En cambio las que sí llegan solas son las chelas. Ver al presidente García en una celebración jocosa, rociada y generosamente alimentada, mientras la gente moría en Islay en protesta por el proyecto Tía María, nos recuerda lo que significa el mal menor. Pero eso también lo habíamos negado. El crecimiento económico debería haber absorbido esos conflictos entre los megaproyectos y la voluntad de los pobladores. La terca realidad volvió a irrumpir, en pleno proceso electoral.
Henos aquí de nuevo, confrontados al mismo dilema de hace un lustro. Quisimos borrar al otro, sepultándolo bajo una andanada de gráficos exultantes y declaraciones arrogantes.
Resulta que el otro, el que no estaba invitado a la fiesta de la modernidad capitalista porque no tenía los elementos básicos para participar, vuelve a emerger del subterráneo y no está contento ni convencido de que su vida sea esa maravilla que anuncian los medios de comunicación oficiales. El problema es que no hay partidos para canalizar esa desesperación, esa furia, esa frustración. Solo hay caudillos autoritarios, líderes de segunda fila, fanfarrias huecas, promesas sin credibilidad.
Ignoro al escribir estas líneas cuál será el desenlace de la jornada electoral. Pero sí tengo claro esto: la oferta es decepcionante y el susto mayúsculo. Y esto no es casualidad. Es una indicación de lo que nos va a tocar hacer en el quinquenio siguiente, sea cual sea el resultado. Trabajar por una sociedad más capaz de identificarse con un proyecto común, en donde todos nos demos cuenta del interés que tenemos en, por ejemplo, respetar las reglas de tráfico porque todos salimos ganando.
Lo cual significa reconocer al otro en vez de actuar como si no existiera, despreciándolo, agrediéndolo.

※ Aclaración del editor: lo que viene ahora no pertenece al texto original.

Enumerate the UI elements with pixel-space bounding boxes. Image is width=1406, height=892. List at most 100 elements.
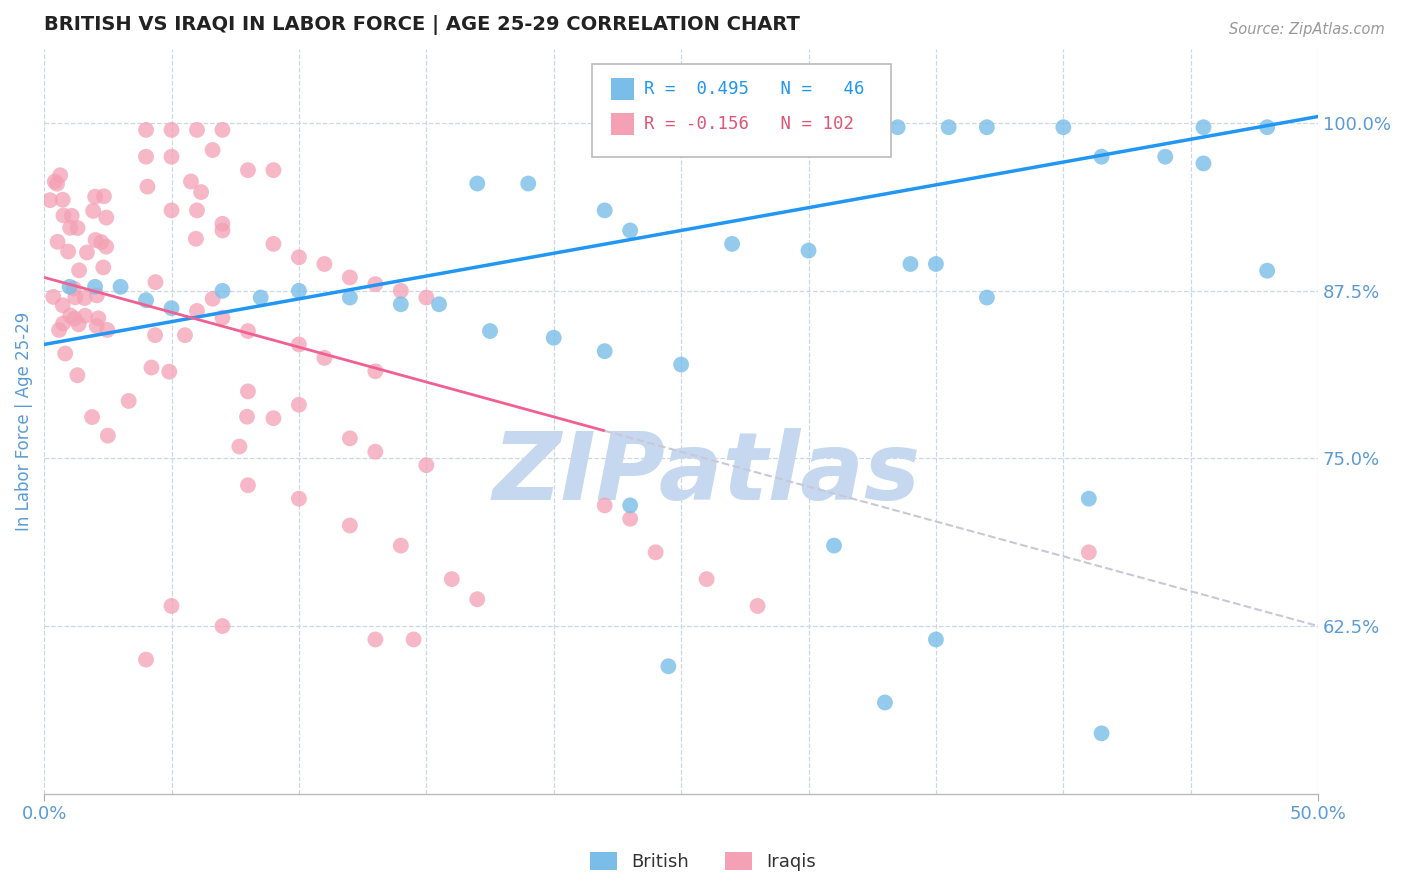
Point: [56, 244, 79, 259]
Point: [96, 211, 118, 225]
Point: [236, 324, 259, 338]
Point: [886, 120, 908, 135]
Point: [86, 288, 108, 302]
Point: [364, 632, 387, 647]
Point: [58, 280, 80, 294]
Point: [91, 260, 114, 275]
Point: [73, 291, 96, 305]
Point: [160, 301, 183, 316]
Point: [288, 398, 311, 412]
Point: [66, 221, 89, 235]
Point: [721, 236, 744, 251]
Point: [46, 177, 69, 191]
FancyBboxPatch shape: [612, 78, 634, 100]
Point: [118, 393, 141, 408]
Point: [228, 440, 250, 454]
Point: [1077, 491, 1099, 506]
Point: [465, 592, 488, 607]
Point: [160, 123, 183, 137]
Point: [415, 291, 437, 305]
Point: [339, 431, 361, 445]
Point: [201, 143, 224, 157]
Point: [925, 632, 948, 647]
Point: [389, 297, 412, 311]
Point: [262, 411, 284, 425]
Point: [517, 177, 540, 191]
Point: [734, 120, 756, 135]
Point: [657, 659, 679, 673]
Point: [186, 123, 208, 137]
Point: [186, 304, 208, 318]
Point: [76, 245, 98, 260]
Point: [211, 217, 233, 231]
Point: [236, 163, 259, 178]
Point: [479, 324, 502, 338]
Point: [619, 223, 641, 237]
Point: [190, 185, 212, 199]
Point: [87, 311, 110, 326]
Point: [593, 344, 616, 359]
Point: [84, 190, 107, 204]
Point: [84, 233, 107, 247]
Point: [65, 290, 87, 304]
Point: [186, 203, 208, 218]
Point: [236, 409, 259, 424]
Point: [75, 309, 97, 323]
Point: [644, 545, 666, 559]
Point: [440, 572, 463, 586]
Point: [288, 491, 311, 506]
Point: [938, 120, 960, 135]
Point: [747, 599, 769, 613]
Point: [593, 499, 616, 513]
Point: [427, 297, 450, 311]
Point: [184, 232, 207, 246]
Point: [211, 123, 233, 137]
Point: [1192, 120, 1215, 135]
Point: [211, 223, 233, 237]
Point: [160, 150, 183, 164]
Point: [683, 120, 706, 135]
Y-axis label: In Labor Force | Age 25-29: In Labor Force | Age 25-29: [15, 312, 32, 531]
Point: [211, 619, 233, 633]
Point: [135, 652, 157, 666]
Point: [49, 168, 72, 182]
Point: [262, 163, 284, 178]
Point: [174, 328, 197, 343]
Point: [402, 632, 425, 647]
Point: [52, 298, 75, 312]
Point: [80, 410, 103, 425]
Point: [84, 280, 107, 294]
Point: [93, 189, 115, 203]
Text: BRITISH VS IRAQI IN LABOR FORCE | AGE 25-29 CORRELATION CHART: BRITISH VS IRAQI IN LABOR FORCE | AGE 25…: [44, 15, 800, 35]
Point: [1077, 545, 1099, 559]
Point: [136, 179, 159, 194]
Point: [314, 257, 336, 271]
Point: [135, 123, 157, 137]
Point: [415, 458, 437, 472]
Point: [90, 235, 112, 250]
Point: [1090, 726, 1112, 740]
Point: [145, 275, 167, 289]
Point: [619, 499, 641, 513]
Point: [62, 281, 84, 295]
Point: [669, 358, 692, 372]
Point: [1090, 150, 1112, 164]
Point: [339, 518, 361, 533]
Text: Source: ZipAtlas.com: Source: ZipAtlas.com: [1229, 22, 1385, 37]
Point: [249, 291, 271, 305]
Point: [143, 328, 166, 343]
Point: [63, 311, 86, 326]
Point: [180, 174, 202, 188]
Point: [1256, 263, 1278, 277]
Point: [44, 175, 66, 189]
Point: [53, 346, 76, 360]
Point: [785, 120, 807, 135]
Point: [97, 428, 120, 442]
Text: R = -0.156   N = 102: R = -0.156 N = 102: [644, 115, 855, 133]
FancyBboxPatch shape: [592, 64, 891, 157]
Point: [42, 290, 65, 304]
Point: [160, 203, 183, 218]
Text: R =  0.495   N =   46: R = 0.495 N = 46: [644, 80, 865, 98]
Text: ZIPatlas: ZIPatlas: [492, 427, 921, 520]
Point: [157, 365, 180, 379]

Deseo que, incluso si el resultado no es el que yo preferiría, estas elecciones nos cancelen la opción de adormecernos y sumirnos en ese sueño dogmático que impide avanzar en lo que más importa. A saber que no basta con asegurar mi bienestar y el de mi familia, si es que tengo el privilegio de lograrlo. Pero no me hago ilusiones.
Si queremos avanzar como colectividad, tenemos que romper este proceso de negación, salir de la embriaguez maniaca encarnada por nuestro Presidente, mirar más allá de nuestras fronteras mentales y entender que este aviso no admite prórrogas.
Por desmentir esos datos duros estamos, otra vez, haciendo equilibrio en la cornisa. Para funámbulos, Philippe Petit.